News Reinsurance06 Sep 2024

Reinsurance price competition predicted to intensify in 2025

| 06 Sep 2024

Renewals in 2024 have seen reinsurance pricing gradually decrease, partly due to an increase in alternative capital to $110bn, and with rate reductions granted by reinsurers for the best-performing risks, says Aon, a leading global professional services firm.

Aon, in its “Ultimate Guide to the Reinsurance Renewal – September 2024” report, forecasts an increase in pricing competition in 2025, and that insurers will begin to see greater flexibility around capacity provision and coverages.

The report contrasts the robust financial results of the reinsurance industry against a backdrop of insurer losses and increasing complexity of risk. It also reinforces the untapped growth potential of the industry, highlighting that the key ratio of global insurance premium to gross domestic product has remained at approximately 1.8% since 2010, despite exposure growth and unmet client needs.

Despite natural catastrophe re/insurance payouts reaching $58bn (inflation-adjusted) during the first half of 2024 – well above the first half decadal average (2014-2023) of $47bn – reinsurers achieved an average common return on equity of 17.6% during the same period.

Unequal distribution of underwriting profit

Some of the industry’s largest reinsurers reported a return on equity (ROE) of more than 25% – well above that of most primary insurers and their own cost of capital – which could lead to higher growth, according to Aon’s performance analysis of 100 global re/insurers.

However, higher retentions in insurers’ catastrophe programmes reduced the capacity for frequency covers and resulted in an unequal distribution of underwriting profit across the insurance value chain.

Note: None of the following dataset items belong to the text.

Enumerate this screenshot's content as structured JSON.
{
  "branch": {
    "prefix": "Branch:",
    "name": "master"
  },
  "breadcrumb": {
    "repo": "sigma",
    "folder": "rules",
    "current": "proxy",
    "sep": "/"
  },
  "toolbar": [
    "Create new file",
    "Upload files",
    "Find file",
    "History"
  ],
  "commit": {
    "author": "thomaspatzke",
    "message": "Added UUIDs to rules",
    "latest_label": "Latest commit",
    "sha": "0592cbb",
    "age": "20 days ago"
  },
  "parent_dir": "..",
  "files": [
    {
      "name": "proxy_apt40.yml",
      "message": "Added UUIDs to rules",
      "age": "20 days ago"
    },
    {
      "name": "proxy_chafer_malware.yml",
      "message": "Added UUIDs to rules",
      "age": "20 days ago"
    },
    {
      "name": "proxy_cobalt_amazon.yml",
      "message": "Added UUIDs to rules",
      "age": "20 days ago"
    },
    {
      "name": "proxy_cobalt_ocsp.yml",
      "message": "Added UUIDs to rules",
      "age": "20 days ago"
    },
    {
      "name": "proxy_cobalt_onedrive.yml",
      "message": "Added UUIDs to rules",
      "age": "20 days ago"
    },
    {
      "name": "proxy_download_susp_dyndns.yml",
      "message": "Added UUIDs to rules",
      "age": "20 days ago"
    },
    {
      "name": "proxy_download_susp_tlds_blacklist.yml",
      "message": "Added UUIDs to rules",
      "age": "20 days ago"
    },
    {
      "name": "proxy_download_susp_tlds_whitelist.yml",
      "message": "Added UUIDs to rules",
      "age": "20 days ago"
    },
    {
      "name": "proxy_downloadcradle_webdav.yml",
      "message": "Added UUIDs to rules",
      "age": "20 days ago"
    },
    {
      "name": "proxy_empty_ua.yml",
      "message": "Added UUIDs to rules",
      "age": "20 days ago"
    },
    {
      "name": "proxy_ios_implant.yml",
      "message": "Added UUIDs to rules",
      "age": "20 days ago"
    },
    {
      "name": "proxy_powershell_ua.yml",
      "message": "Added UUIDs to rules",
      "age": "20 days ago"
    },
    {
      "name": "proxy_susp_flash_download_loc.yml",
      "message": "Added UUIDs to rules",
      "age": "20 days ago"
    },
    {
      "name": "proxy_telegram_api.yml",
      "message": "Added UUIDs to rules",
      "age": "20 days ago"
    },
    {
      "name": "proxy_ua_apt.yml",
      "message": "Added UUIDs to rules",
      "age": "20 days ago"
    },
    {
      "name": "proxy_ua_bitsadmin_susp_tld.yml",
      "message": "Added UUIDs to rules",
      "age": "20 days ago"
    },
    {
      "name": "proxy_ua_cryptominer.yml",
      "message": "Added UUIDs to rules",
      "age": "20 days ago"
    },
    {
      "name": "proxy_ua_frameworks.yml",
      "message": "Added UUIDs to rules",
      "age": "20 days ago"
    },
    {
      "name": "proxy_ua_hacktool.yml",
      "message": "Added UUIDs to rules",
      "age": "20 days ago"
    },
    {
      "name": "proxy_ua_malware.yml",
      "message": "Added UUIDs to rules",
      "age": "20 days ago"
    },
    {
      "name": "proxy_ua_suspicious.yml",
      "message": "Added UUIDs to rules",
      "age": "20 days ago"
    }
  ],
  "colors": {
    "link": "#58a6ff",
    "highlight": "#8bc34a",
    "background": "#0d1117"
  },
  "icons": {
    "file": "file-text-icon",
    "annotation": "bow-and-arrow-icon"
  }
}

The report reveals that global reinsurer capital reached a record high of $695bn at 30 June 2024 – an increase of $25bn compared to year-end 2023. This increase was principally driven by retained earnings, new inflows to the catastrophe bond market, and recovering asset values – where a survey group of re/insurers saw average annualised ordinary investment yields of 3.8% for the first half of 2024, up from 3.1% during the prior-year period.

More active role

Mr Rupert Moore, UK CEO of Reinsurance Solutions for Aon, said, “If the reinsurance market is to provide real value, it must play a more active role in helping insurers to manage frequency losses and earnings volatility. If reinsurers continue to run from risk, it will force insurers to follow suit and we will all become part of a shrinking, and less relevant industry. Aon is here to bring clarity and confidence around risk; shaping better decisions and highlighting profitable growth opportunities for all parties.”

The report highlights that re/insurers experienced significant volatility in 2024, with diverse events including earthquake and airline losses in Japan; the Baltimore bridge collapse in the US; historic flooding in Dubai, and the CrowdStrike global computer outage.

Such losses reinforce recurrent, yet critical, themes for the industry – the growing interconnectivity and complexity of risk, volatility of losses, and the widening gap between insured and economic losses. The industry can either lean into the opportunities created by a world of changing risk or retrench and watch as a greater proportion of risk is retained or shifts to the public sector and capital markets,” Mr Moore added.